Na delegacia, descobre-se que o suposto assaltante se chama Vinícius Romão de Souza, tem 27  anos. Ele diz que é psicólogo e afirma que trabalha em novelas da Rede Globo, mas ninguém lhe dá atenção. Nega com veemência que tenha cometido o crime, mas novamente ninguém lhe dá atenção.

A vítima titubeia: não tem mais certeza de que aquele é o homem que levou sua bolsa. No dia seguinte, pensa em voltar ao distrito policial para desfazer o equívoco. Mas, sem dinheiro para a condução, Dona Dalva decide aplacar sua culpa em casa mesmo. O episódio não chega a lhe provocar nenhum remorso.

Do nada, mensagens de apoio ao suposto ladrão começam a pipocar nas redes sociais. Trancafiado no presídio de São Gonçalo, o suspeito vê dez dias se passarem antes que o ‘mal entendido’ seja desfeito. Pobre do País em que um homem inocente demora dez dias para deixar o cárcere!

A prisão do ator global desvela uma vez mais a influência do vetor racial na consumação de prisões. O Brasil, como estão a demonstrar todas as estatísticas sobre a população carcerária, ainda é um País que põe na cadeia quase que exlusivamente pretos, pobres e putas. 

No Rio de Janeiro, onde os não-brancos representam 41,3% da população, 80,9% da população carcerária são negros ou pardos, segundo a última PNAD do IBGE. Ou seja: há duas vezes mais negros entre os presidiários do que na população em geral. A maior parte dos detentos foi apenada por traficar pequenas quantidades de drogas. Quase 70 %, ao entrarem no sistema prisional, não tinham condenação anterior, eram réus primários. E só 1,8% —  menos de dois em cada 100 — tinham relação com o crime organizado.

Só esses dados já seriam suficientes para demonstrar que a cor da pele funciona como um elemento indiciário para os que não são brancos nem têm olhos claros. Mas eles não bastam para dimensionar histórica e politicamente esse fenômeno de segregação. E, acredite, algumas das causas estão entranhadas no bojo da nossa legislação penal até os dias de hoje.
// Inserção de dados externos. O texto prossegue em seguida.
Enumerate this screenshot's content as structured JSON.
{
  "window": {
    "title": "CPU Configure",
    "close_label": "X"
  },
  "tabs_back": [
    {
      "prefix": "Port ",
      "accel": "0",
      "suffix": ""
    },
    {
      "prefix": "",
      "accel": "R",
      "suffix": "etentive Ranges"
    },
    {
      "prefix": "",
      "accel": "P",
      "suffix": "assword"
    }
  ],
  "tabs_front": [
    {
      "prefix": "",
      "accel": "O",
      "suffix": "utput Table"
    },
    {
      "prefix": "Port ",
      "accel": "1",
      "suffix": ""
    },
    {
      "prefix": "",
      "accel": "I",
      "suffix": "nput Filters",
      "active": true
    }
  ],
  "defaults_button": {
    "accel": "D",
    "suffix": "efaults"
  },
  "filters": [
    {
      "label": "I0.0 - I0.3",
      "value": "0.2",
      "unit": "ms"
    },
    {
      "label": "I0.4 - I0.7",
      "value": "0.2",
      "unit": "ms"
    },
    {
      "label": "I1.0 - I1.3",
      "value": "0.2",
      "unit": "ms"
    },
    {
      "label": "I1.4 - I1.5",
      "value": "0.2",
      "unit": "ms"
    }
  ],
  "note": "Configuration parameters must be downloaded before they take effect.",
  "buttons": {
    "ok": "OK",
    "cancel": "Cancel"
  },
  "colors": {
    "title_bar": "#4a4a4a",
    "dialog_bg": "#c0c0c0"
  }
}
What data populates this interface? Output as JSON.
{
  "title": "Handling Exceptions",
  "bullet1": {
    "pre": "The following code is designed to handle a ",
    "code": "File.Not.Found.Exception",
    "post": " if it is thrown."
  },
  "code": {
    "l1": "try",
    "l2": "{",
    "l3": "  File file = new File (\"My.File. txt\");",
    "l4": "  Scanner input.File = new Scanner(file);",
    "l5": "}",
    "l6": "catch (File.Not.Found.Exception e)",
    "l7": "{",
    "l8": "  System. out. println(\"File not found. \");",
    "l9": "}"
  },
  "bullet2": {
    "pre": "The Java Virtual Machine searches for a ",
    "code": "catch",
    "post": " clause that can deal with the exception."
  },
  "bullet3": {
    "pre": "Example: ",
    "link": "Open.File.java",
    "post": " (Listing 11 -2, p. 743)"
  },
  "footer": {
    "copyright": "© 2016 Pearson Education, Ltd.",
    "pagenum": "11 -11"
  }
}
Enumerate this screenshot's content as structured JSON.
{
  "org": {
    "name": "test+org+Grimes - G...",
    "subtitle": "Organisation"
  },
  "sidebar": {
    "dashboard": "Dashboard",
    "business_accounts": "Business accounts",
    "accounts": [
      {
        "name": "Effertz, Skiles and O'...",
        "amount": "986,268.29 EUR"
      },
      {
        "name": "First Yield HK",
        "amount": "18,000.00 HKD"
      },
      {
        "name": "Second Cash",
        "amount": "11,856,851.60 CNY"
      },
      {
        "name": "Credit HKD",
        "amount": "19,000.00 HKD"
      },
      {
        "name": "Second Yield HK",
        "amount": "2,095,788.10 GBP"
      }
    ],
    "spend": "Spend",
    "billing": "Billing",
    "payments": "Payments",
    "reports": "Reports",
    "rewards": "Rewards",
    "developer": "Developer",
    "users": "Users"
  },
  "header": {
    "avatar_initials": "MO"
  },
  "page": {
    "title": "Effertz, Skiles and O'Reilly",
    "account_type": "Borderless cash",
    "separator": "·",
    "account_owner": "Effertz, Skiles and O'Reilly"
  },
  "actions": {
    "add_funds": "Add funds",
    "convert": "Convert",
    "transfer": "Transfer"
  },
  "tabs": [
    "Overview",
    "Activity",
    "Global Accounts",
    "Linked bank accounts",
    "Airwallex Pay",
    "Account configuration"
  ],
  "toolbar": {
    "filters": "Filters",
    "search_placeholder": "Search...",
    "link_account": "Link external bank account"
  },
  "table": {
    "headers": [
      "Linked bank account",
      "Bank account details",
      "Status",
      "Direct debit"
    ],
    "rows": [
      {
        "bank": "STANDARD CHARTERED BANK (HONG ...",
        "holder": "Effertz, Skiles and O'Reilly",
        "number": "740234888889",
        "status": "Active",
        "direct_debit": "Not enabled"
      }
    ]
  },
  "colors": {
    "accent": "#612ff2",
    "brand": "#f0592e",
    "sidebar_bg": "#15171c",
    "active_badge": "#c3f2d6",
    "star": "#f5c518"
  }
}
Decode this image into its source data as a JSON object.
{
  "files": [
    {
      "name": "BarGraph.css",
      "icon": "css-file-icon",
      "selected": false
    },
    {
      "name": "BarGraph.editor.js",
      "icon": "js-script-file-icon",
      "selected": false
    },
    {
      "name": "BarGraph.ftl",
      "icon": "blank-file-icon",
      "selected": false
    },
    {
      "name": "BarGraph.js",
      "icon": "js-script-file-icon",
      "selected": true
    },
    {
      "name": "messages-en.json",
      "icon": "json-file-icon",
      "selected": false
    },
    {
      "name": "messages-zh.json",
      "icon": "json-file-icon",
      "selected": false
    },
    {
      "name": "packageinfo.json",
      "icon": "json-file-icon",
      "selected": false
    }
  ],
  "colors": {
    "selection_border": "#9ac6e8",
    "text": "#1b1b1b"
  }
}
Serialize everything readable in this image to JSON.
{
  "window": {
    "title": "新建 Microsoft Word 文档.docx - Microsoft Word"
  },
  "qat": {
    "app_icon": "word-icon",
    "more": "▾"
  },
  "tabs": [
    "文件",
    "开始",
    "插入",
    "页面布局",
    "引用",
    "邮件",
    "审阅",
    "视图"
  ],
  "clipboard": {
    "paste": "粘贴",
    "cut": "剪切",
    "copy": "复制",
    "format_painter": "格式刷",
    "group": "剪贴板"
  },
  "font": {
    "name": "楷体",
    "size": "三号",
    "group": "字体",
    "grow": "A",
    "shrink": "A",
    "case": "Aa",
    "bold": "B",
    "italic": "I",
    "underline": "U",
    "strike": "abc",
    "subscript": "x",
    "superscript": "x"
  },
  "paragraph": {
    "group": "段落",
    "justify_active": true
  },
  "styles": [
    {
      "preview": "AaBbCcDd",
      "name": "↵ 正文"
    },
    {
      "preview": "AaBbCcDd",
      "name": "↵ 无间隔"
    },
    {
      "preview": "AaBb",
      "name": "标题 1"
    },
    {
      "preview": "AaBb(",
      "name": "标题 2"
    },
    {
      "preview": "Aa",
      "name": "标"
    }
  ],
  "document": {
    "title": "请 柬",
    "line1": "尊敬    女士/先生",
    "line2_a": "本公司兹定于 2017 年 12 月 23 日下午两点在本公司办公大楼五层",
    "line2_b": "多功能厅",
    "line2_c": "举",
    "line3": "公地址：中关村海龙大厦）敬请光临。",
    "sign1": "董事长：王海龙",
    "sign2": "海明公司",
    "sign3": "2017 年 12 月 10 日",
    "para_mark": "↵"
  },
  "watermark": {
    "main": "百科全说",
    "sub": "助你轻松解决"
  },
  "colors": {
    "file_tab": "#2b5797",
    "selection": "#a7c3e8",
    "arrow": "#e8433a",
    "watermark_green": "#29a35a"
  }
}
Tome-se como exemplo a Lei 11.343/2006, que estabelece a política nacional para as drogas. O Artigo 28, no capítulo que trata da penas para o crime de tráfico, prescreve o seguinte: 

Para determinar se a droga destinava-se a consumo pessoal, o juiz atenderá à natureza e à quantidade da substância apreendida, ao local e às condições em que se desenvolveu a ação, às circunstâncias sociais e pessoais, bem como à conduta e aos antecedentes do agente.

O que vêm a ser “circunstâncias sociais e pessoais” senão a descrição étnica e a situação econômica do suspeito de traficar drogas ?

“É o apartheid dentro da nossa legislação”, diz o senador Antônio Carlos Valladares, (PSB/SE). Ele é o relator do PLC 37/2013 na Comissão de Constituição e Justiça do Senado. Esse projeto, de autoria do deputado Osmar Terra,  já foi votado e aprovado pela Câmara antes de chegar às mãos do senador senador sergipano. Deve ser discutido pela CCJ ainda este semestre.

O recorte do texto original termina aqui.